I didn't know what he meant.

"Strike what?"

"This, man. This wall. This rock! "

We again heard the roar of engines. Suddenly powerful headlamps carved through the darkness. I heard Gaynor's voice, urging the car forward. But the driver was having difficulty. With an appalling scraping of gears, whining and coughing, the car rolled forward.

"Give yourselves up! " This was Klosterheim from above, shouting through a loudhailer. "You have no way of escape! "

"The sword! " hissed Bastable. The young woman put her quiver over her shoulder and strung her oddly carved bow.

Did he expect me to chop my way through solid granite? The man was mad. Maybe they were all mad and my own disorientation had allowed me to believe they were my saviors?

"Strike at the rock, " said the young woman. "It must be done. It is all that will save us."

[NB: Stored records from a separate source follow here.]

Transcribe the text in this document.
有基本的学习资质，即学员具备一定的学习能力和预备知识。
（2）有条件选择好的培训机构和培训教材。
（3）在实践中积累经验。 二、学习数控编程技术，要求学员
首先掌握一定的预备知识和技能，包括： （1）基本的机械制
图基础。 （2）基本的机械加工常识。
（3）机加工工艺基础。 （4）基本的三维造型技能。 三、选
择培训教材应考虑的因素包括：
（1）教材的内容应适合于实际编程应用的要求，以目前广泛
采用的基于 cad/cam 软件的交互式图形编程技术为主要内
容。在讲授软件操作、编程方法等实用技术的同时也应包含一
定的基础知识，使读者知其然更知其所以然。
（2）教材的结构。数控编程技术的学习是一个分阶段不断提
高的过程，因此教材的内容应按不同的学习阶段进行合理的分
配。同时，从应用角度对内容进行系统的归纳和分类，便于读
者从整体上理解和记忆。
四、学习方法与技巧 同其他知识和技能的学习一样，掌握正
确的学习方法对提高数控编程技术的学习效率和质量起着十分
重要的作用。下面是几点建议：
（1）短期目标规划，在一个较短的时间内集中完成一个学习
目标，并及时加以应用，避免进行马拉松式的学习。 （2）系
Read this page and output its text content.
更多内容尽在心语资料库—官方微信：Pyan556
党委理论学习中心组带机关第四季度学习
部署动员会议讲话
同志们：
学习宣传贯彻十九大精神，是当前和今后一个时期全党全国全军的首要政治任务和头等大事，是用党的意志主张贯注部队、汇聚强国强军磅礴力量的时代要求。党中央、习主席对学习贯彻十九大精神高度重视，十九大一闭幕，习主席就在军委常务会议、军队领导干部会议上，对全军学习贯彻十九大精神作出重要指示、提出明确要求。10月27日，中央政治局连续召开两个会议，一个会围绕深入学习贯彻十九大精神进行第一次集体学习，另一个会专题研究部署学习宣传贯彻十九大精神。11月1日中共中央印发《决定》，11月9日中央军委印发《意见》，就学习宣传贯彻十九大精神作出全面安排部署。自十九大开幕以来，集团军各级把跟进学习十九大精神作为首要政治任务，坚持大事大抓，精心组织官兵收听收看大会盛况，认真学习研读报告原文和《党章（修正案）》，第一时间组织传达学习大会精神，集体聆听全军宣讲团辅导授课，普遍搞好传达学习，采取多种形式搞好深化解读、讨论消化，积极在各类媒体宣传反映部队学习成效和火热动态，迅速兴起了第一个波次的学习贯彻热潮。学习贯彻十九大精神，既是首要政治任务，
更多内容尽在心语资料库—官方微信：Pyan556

I simply could not summon enough belief, yet dutifully I tried to lift the great sword over my shoulders. There was a moment when I was sure I would fail and then, again, my doppelganger stood before me. Indistinct and in some evident pain, he signed to me to follow him. Then he stepped into the rock and vanished. I screamed and with all my strength brought the great black battle-blade against the granite wall. There was a strange sound, as if ice cracked, but the wall held. To my astonishment, so did the sword. It seemed unmarked.

From somewhere behind me a machine gun rattled.

I swung the blade again. And again it struck the rock.